Tanpa sadar bibir Man Yi bergerak begitu lama, dan sekali lagi waktu berjalan lambat. Suaranya perlahan menghilang dari mulutnya, dan pandanganku buyar tenggelam dalam imajinasiku.

“...”

Seketika aku mengingat ibu, ayah, Lushan, Guo Rong, Li Ling..

Lalu aku mengingat betapa putus asanya diriku kini.

Lalu aku merasa panah pernah menembus kepalaku, dan aku tahu, bahwa aku hidup lebih lama daripada waktu yang seharusnya.

Saat itu benakku berteriak, Ada apa?  Perasaan apa ini?

Ya, seharusnya aku telah mati. Aku benar-benar mengingatnya, bagaimana rasanya ketika panah itu menusuk kepala lewat mataku, dan seketika aku terombang-ambing dalam lautan luas, lalu tenggelam menyatu, damai, tenang, kehilangan segalanya.

Tapi...

Aku tidak merasa menjadi diriku. Aku bukan lagi Balthiq saat itu, dan aku takut, benar-benar takut.

Lalu aku sadar kembali, melihat bibir Man Yi bergerak secara perlahan.

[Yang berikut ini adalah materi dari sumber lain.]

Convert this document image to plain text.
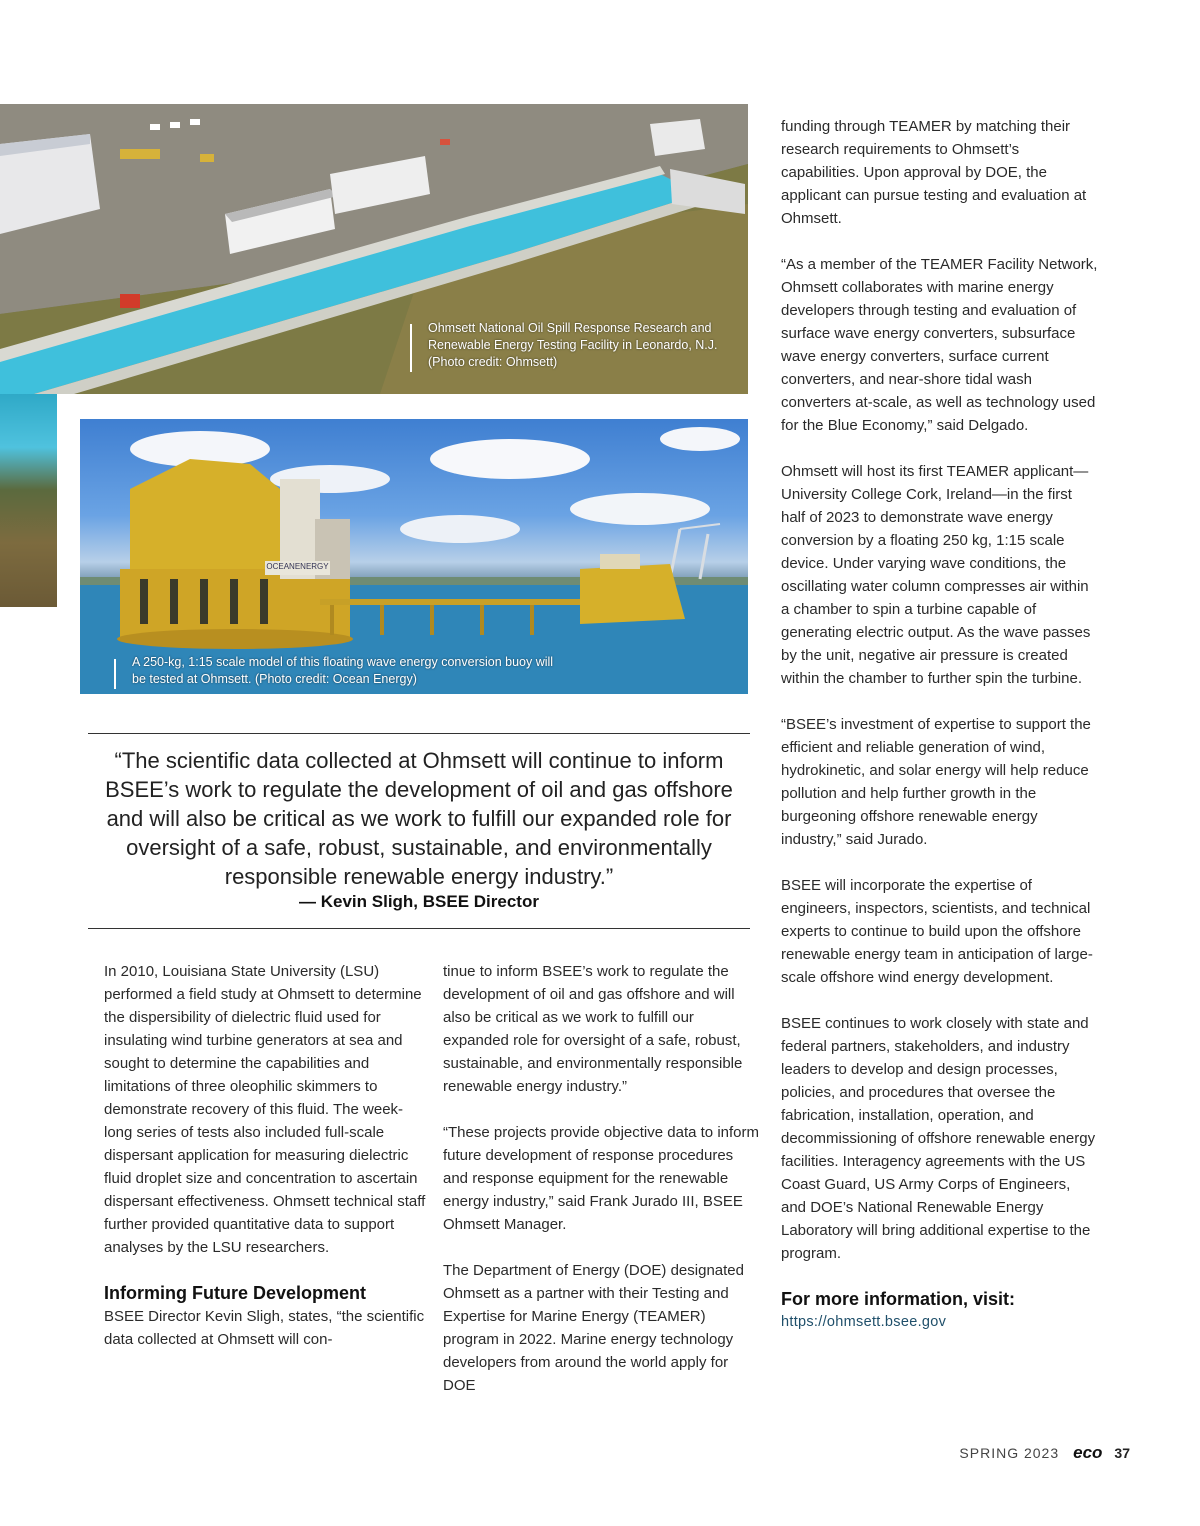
Ohmsett National Oil Spill Response Research and Renewable Energy Testing Facility in Leonardo, N.J. (Photo credit: Ohmsett)
OCEANENERGY
A 250-kg, 1:15 scale model of this floating wave energy conversion buoy will be tested at Ohmsett. (Photo credit: Ocean Energy)
“The scientific data collected at Ohmsett will continue to inform BSEE’s work to regulate the development of oil and gas offshore and will also be critical as we work to fulfill our expanded role for oversight of a safe, robust, sustainable, and environmentally responsible renewable energy industry.”
— Kevin Sligh, BSEE Director

In 2010, Louisiana State University (LSU) performed a field study at Ohmsett to determine the dispersibility of dielectric fluid used for insulating wind turbine generators at sea and sought to determine the capabilities and limitations of three oleophilic skimmers to demonstrate recovery of this fluid. The week-long series of tests also included full-scale dispersant application for measuring dielectric fluid droplet size and concentration to ascertain dispersant effectiveness. Ohmsett technical staff further provided quantitative data to support analyses by the LSU researchers.

Informing Future Development

BSEE Director Kevin Sligh, states, “the scientific data collected at Ohmsett will con-

tinue to inform BSEE’s work to regulate the development of oil and gas offshore and will also be critical as we work to fulfill our expanded role for oversight of a safe, robust, sustainable, and environmentally responsible renewable energy industry.”

“These projects provide objective data to inform future development of response procedures and response equipment for the renewable energy industry,” said Frank Jurado III, BSEE Ohmsett Manager.

The Department of Energy (DOE) designated Ohmsett as a partner with their Testing and Expertise for Marine Energy (TEAMER) program in 2022. Marine energy technology developers from around the world apply for DOE

funding through TEAMER by matching their research requirements to Ohmsett’s capabilities. Upon approval by DOE, the applicant can pursue testing and evaluation at Ohmsett.

“As a member of the TEAMER Facility Network, Ohmsett collaborates with marine energy developers through testing and evaluation of surface wave energy converters, subsurface wave energy converters, surface current converters, and near-shore tidal wash converters at-scale, as well as technology used for the Blue Economy,” said Delgado.

Ohmsett will host its first TEAMER applicant—University College Cork, Ireland—in the first half of 2023 to demonstrate wave energy conversion by a floating 250 kg, 1:15 scale device. Under varying wave conditions, the oscillating water column compresses air within a chamber to spin a turbine capable of generating electric output. As the wave passes by the unit, negative air pressure is created within the chamber to further spin the turbine.

“BSEE’s investment of expertise to support the efficient and reliable generation of wind, hydrokinetic, and solar energy will help reduce pollution and help further growth in the burgeoning offshore renewable energy industry,” said Jurado.

BSEE will incorporate the expertise of engineers, inspectors, scientists, and technical experts to continue to build upon the offshore renewable energy team in anticipation of large-scale offshore wind energy development.

BSEE continues to work closely with state and federal partners, stakeholders, and industry leaders to develop and design processes, policies, and procedures that oversee the fabrication, installation, operation, and decommissioning of offshore renewable energy facilities. Interagency agreements with the US Coast Guard, US Army Corps of Engineers, and DOE’s National Renewable Energy Laboratory will bring additional expertise to the program.

For more information, visit:

https://ohmsett.bsee.gov
SPRING 2023 eco 37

“Guo Rong temanmu itu, aku berjanji bahwa selanjutnya dia akan mengalami hal yang sama denganmu, aku akan mengubahnya, kemunafikan dan kenaifannya. Kau dengar itu Balthiq!?”

Tiba-tiba kepalaku panas, dan diikuti gemertak gigiku yang tersisa. Seketika matanya melihat ke Guo Rong, ku pegang erat tombaknya yang terbuat dari besi kokoh, dan tanpa sadar aku mengucapkannya.

“Jalang!”

“Hah?”

“Aku akan membunuhmu!”

Lalu Man Yi terpental ketika sihir petirku mengalir lewat tombaknya ketika ia lengah.

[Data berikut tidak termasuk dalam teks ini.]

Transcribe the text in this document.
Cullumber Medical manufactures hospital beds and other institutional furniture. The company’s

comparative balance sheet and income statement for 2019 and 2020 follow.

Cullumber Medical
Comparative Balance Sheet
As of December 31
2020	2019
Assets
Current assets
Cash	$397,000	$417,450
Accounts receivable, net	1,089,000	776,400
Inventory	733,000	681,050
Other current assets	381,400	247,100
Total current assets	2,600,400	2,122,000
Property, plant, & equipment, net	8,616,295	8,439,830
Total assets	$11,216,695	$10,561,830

Aku segera mengeluarkan sihir keduaku, kabut tebal, membuatku terpisah dari Man Yi. Aku sama sekali tidak sadar bahwa aku masih punya kekuatan untuk melakukan ini.

“Ahh...Ahh!!!”

Aku mencabut tombak tersebut dari perutku yang kusadari, Man Yi tidak tepat menusukannya pada bagian vital tubuhku, membuatku masih bisa berjalan walau darah mengalir deras setelah tombak tersebut kulepaskan. Aku berjalan memegangi perutku, berharap dengan demikian darah tersebut bisa kutahan, walau rasanya sangat perih, perih sekali.

“BALTHIQ!!!”

Suara marah Man Yi keluar, dia berteriak sangat kencang hingga bulu kudukku berdiri.

“Kau.. Hahaha.. Ya, mata itu, akhirnya kau sadar bukan?”

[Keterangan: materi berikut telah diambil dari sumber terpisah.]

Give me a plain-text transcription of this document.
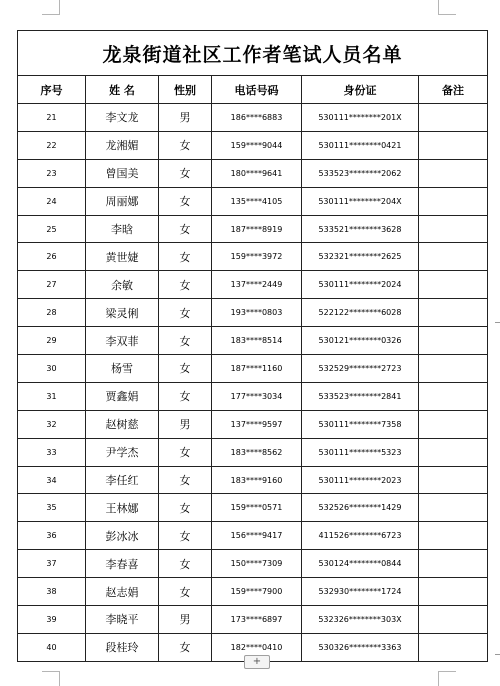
龙泉街道社区工作者笔试人员名单					
序号	姓 名	性别	电话号码	身份证	备注
21	李文龙	男	186****6883	530111********201X	
22	龙湘媚	女	159****9044	530111********0421	
23	曾国美	女	180****9641	533523********2062	
24	周丽娜	女	135****4105	530111********204X	
25	李晗	女	187****8919	533521********3628	
26	黄世婕	女	159****3972	532321********2625	
27	余敏	女	137****2449	530111********2024	
28	梁灵俐	女	193****0803	522122********6028	
29	李双菲	女	183****8514	530121********0326	
30	杨雪	女	187****1160	532529********2723	
31	贾鑫娟	女	177****3034	533523********2841	
32	赵树慈	男	137****9597	530111********7358	
33	尹学杰	女	183****8562	530111********5323	
34	李任红	女	183****9160	530111********2023	
35	王林娜	女	159****0571	532526********1429	
36	彭冰冰	女	156****9417	411526********6723	
37	李春喜	女	150****7309	530124********0844	
38	赵志娟	女	159****7900	532930********1724	
39	李晓平	男	173****6897	532326********303X	
40	段桂玲	女	182****0410	530326********3363	
+
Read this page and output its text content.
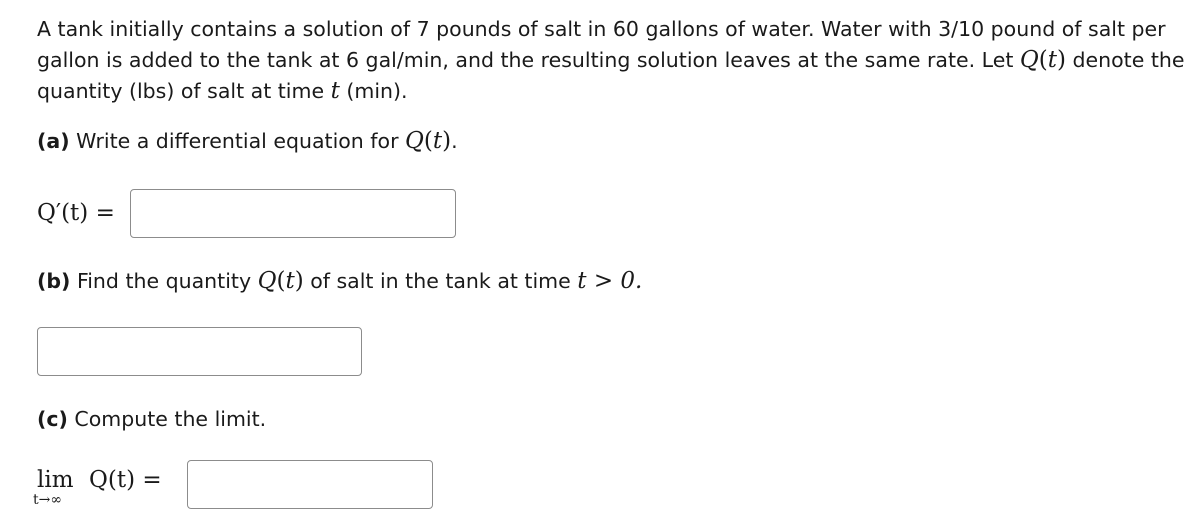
A tank initially contains a solution of 7 pounds of salt in 60 gallons of water. Water with 3/10 pound of salt per gallon is added to the tank at 6 gal/min, and the resulting solution leaves at the same rate. Let Q(t) denote the quantity (lbs) of salt at time t (min).

(a) Write a differential equation for Q(t).

Q′(t) =

(b) Find the quantity Q(t) of salt in the tank at time t > 0.

(c) Compute the limit.

lim
t→∞
Q(t) =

Aku berjalan terseret-seret dan menyadari darah telah mengalir deras dari perutku. Saat itu perihal mudah untuk Man Yi berlari mengejarku, dan dia tidak melakukannya.

“Kau akhirnya..”

Akhirnya? Tanpa sadar aku menengok ke arah suara tersebut.

“Kau telah menjadi kita!”

Seketika teriakan Man Yi tersebut, panah melewati kepalaku, dan meleset. Dia bisa mendengar suara langkahku dan menebak keberadaanku. Aku terlalu takut pada fakta bahwa panah tersebut hampir mengenai kepalaku, dan gagal paham tentang apa yang dibicarakan Man Yi.

“Dan kau tahu betapa mudahnya aku membunuhmu? Oh Balthiq, harusnya panah itu secara tepat mengenai kepalamu.”

Dia sengaja untuk tidak mengenainya? Aku segera bergerak menjauh, dan kembali panah-panah melewatiku. Tipis, melewati helai rambutku, diantara kakiku, dia benar-benar membuatnya tidak mengenaiku, menunjukan bahwa nyawaku benar-benar di tangannya.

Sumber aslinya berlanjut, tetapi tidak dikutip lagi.